There are a seemingly endless number of stories of women impacted by the organization. There’s the young woman who had left her home in Ukraine with very little clothing – and cried tears of joy to receive a shopping spree of quality, name brand clothing.

There’s also the woman whose apartment, including her beautiful wedding celebration attire, and all of her possessions, were all destroyed. Treasure House Fashions dressed her as the gorgeous bride she was meant to be.

And then there’s the high school student whose father lost his job, and a prom dress just wasn’t in the budget. She enjoyed a fun and uplifting shopping session, and found a phenomenal gown at Treasure House Fashions.

Shopping is an experience that makes these women feel valued and cared for. Keith Kondrich commented, “While the clothing and accessories are always incredible, it is Treasure House Fashion’s signature hospitality, dignity and respect that the women appreciate and remember the most.”

It’s important to Sally that women leave with more than clothing on their back and in their bags. They’ve experienced difficulties that could keep them from being all that they could be or were meant to be. And her mission is to help lift them up.

Sally has had bumpy life experiences she shares with others. “My mess became my message,” she explains with a bit of humor and a lot of honesty.

She didn’t have just one failed marriage with the wrong man, she had three. In each of her husbands, she saw the men they could be. But there were problems with all of them that could not be overcome. She’s been through and has seen emotional and physical abuse, extreme possessiveness, and manipulation.

“I really strived to make each of my marriages work,” she says. “I don’t give up on people. But I also won’t be a victim.”

“The worst thing in your life can be the best – when God’s hand is in it. He can use the ugliness to be a blessing,” Sally says.

She has gained much through what many would consider to be bad choices. Because of her first marriage, she gained her three children and Treasure House Fashions.

As a result of her second marriage, she got counseling, and became mentally and spiritually healthier.

And from her third marriage, she learned how to set boundaries, a skill that has improved all parts of her life and her relationships.

“In the Bible, we read about the terrible things Paul endured – shipwrecks, beatings, imprisonments. But God would work through all of them. That’s what he’s done with me. Through this mess, I have a message of hope for women who need help.

“And we know that in all things God works for the good of those who love Him and have been called according to His purpose. – Romans 8:28

“I talk to women who have been hurt by men. I tell them that ‘when lighting strikes once or more than once, you need to look at how and where you’re standing. Regardless of how much the lighting caused the damage, you were the lightning rod. What in you attracted the wrong thing?’” A huge step is realizing that they need to change themselves for their situation to change.

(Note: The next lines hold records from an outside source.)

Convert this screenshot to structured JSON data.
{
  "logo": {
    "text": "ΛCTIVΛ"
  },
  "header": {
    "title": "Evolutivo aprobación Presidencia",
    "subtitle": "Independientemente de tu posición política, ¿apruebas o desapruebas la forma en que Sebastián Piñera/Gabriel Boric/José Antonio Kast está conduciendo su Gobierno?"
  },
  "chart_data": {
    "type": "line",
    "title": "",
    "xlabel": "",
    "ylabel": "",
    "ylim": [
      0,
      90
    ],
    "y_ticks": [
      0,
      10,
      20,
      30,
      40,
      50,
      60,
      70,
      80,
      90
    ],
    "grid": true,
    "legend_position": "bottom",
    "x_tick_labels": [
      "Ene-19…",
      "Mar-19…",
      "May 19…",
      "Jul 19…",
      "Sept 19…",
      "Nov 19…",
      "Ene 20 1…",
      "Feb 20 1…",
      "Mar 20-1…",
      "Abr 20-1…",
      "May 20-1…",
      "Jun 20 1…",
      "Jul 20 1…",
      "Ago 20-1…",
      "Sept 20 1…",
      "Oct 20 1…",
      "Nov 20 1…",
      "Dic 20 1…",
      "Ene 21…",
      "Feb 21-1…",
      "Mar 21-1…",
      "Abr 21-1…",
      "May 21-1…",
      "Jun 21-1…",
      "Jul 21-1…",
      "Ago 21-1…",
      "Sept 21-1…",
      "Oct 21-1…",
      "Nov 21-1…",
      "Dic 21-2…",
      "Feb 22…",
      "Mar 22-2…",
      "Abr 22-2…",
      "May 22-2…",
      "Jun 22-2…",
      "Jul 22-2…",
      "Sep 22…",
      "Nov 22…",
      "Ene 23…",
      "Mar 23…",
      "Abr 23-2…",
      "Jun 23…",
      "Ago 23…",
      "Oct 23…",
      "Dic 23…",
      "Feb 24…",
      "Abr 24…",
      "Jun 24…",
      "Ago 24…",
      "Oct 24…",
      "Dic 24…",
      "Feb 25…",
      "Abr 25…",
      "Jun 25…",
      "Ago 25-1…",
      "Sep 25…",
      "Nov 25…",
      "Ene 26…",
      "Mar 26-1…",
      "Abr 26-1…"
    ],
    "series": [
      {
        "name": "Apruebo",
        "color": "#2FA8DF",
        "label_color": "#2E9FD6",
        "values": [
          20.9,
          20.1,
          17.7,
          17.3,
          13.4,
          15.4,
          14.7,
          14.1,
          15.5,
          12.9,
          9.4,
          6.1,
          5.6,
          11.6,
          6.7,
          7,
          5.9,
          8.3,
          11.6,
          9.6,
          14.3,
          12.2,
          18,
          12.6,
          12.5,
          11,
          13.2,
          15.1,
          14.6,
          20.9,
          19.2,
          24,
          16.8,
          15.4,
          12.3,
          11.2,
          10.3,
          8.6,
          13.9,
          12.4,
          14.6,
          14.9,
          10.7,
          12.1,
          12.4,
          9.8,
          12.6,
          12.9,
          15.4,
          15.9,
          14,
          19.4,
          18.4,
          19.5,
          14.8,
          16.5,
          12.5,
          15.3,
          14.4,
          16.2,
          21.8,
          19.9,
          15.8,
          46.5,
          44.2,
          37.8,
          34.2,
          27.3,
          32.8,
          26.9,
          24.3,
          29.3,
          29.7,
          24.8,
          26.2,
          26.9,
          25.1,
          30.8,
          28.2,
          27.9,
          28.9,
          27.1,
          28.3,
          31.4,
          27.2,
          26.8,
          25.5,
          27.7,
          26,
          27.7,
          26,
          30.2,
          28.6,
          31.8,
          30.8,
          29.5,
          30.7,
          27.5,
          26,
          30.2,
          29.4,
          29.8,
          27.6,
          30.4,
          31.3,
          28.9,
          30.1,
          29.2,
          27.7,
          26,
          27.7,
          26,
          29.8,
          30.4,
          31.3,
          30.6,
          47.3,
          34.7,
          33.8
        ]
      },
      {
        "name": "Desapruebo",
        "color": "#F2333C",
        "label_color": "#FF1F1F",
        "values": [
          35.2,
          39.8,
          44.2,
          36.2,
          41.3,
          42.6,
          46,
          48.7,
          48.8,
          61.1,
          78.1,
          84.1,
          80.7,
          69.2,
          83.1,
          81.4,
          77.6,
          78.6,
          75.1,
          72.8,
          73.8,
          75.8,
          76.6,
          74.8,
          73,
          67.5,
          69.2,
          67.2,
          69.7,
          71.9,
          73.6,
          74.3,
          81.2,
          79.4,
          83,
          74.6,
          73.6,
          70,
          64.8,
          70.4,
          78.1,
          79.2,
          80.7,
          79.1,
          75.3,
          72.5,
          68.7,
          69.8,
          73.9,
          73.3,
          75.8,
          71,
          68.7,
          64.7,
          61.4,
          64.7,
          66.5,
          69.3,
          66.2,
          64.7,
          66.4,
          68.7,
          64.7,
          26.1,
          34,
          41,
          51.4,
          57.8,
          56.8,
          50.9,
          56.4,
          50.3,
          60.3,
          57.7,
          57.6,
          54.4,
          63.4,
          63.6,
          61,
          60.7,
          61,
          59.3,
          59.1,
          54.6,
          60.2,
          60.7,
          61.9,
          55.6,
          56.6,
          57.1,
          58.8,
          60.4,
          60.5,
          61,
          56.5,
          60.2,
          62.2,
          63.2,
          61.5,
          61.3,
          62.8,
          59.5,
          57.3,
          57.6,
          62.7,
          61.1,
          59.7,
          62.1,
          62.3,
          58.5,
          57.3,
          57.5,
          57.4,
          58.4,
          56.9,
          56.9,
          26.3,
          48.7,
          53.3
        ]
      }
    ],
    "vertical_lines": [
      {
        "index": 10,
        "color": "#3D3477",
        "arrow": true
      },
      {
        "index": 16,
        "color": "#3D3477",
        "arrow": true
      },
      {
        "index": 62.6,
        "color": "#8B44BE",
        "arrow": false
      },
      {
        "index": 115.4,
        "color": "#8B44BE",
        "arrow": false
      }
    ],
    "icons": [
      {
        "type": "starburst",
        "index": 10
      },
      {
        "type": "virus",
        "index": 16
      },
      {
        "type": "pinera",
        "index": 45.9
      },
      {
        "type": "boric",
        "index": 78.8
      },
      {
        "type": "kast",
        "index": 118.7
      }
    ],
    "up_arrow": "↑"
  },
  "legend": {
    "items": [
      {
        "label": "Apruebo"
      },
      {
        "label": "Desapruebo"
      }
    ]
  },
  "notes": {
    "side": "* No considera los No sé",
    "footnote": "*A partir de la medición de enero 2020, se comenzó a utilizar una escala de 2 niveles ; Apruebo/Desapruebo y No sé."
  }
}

She has much to say and share about who they are, the relationships they are in, what they are doing now, and how they can improve their lives. “You have great value. As a woman created by God, you are a pearl of great prize and should treat yourself that way.”

While Treasure House Fashions is a mission for Sally Power and a gift to women in need, it’s something that all women can enjoy.

By shopping at the non-profit store, all women can appreciate the high-quality clothing and “absurdly inexpensive” prices of Treasure House. And since 70% of total shop revenue is generated by “bargains”, customers know their simple shopping is benefitting others, particularly women in need. And the prices are a blessing to any budget!

Each time Sally Power sees a woman enjoying the healing balm of retail therapy at Treasure House, she is delighted. She remembers when she found herself in crisis, down but not out. As a burdened, single mother overwhelmed by debt, she made her way out of the depths by serving other women. God made Treasures, Sally knows. And she is committed to discovering and helping all the Treasures she can.